The Town of Zionsville took a big step towards ensuring their water supply for the future.
The Zionsville Town Council voted unanimously in favor of spending $15,000 for a water feasibility study during their meeting Monday night, July 2. Council President Tim Haak and Council Member Susana Suarez were not present at the meeting.
Councilman Tom Shuler said most communities in Boone County are looking into the feasibility study, which will cost a total of $60,000. Each community has to pay a portion of that number based on population, which is why Zionsville will have to pay for a quarter of the study cost.
“This measure is certainly timely because of the drought and heat we have been experiencing,” he said. “In order to address the issue of our future water supply, several communities have joined together. We hope to provide alternatives for water service for the next 20 years.”
Council Member Candace Ulmer voiced her support for the expenditure.
“In 20, 30, 40, 50 years, we will have a water issue,” she said. “This gives us an idea of what we can do for our future water supply.”
The council also voted unanimously for a measure that allows the study to be conducted.
“This resolution only agrees to the study,” Councilman Jeff Papa said. “This does not force us to conform to the policies and practices that may come in the future as a result of the study.
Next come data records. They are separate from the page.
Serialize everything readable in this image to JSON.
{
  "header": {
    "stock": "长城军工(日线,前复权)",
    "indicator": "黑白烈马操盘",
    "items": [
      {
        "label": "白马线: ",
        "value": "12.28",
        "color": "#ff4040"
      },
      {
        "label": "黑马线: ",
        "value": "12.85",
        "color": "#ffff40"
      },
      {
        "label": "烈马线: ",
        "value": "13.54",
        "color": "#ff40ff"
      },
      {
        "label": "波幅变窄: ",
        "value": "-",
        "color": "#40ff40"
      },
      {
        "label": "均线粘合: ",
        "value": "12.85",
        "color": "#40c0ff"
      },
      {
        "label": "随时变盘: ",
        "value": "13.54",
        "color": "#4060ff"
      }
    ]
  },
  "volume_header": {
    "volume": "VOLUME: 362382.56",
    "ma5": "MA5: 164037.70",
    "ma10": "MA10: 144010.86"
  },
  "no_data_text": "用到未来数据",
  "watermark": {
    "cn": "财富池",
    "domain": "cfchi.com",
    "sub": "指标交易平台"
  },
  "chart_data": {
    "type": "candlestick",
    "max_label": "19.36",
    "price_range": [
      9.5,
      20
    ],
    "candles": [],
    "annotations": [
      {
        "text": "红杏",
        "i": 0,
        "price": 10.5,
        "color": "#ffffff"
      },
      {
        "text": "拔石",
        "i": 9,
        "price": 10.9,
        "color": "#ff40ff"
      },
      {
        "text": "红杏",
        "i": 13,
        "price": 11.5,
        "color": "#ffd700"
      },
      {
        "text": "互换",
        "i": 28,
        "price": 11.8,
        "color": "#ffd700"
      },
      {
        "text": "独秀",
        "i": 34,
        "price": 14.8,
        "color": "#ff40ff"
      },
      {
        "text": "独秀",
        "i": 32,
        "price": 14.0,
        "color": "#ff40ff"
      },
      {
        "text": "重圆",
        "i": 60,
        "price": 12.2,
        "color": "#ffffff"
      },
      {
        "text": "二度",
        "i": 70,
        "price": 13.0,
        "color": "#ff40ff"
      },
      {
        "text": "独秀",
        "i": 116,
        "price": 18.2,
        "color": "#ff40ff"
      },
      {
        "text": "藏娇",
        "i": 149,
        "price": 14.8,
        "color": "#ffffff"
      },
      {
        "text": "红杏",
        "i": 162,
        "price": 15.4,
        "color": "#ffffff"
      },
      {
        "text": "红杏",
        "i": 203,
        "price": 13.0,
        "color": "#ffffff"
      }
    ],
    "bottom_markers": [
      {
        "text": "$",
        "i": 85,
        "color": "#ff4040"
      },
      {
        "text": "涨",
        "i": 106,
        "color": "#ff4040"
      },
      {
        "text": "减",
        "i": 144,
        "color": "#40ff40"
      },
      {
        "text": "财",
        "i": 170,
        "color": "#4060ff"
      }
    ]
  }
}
We can get out of that in the future if we wanted.”
Shuler said all of the communities interested in the study, which includes Advance, Jamestown, Thorntown, Whitestown, Lebanon and Zionsville, would have to pass a similar measure and come up with the total $60,000 or the study would not be conducted.
“This resolution gives the study a life,” Town Attorney Andrew Buroker said. “This identifies it as a two year study to identify weaknesses in the water supply on a regional basis rather than a community basis. This resolution gives it a definite cost or cap.”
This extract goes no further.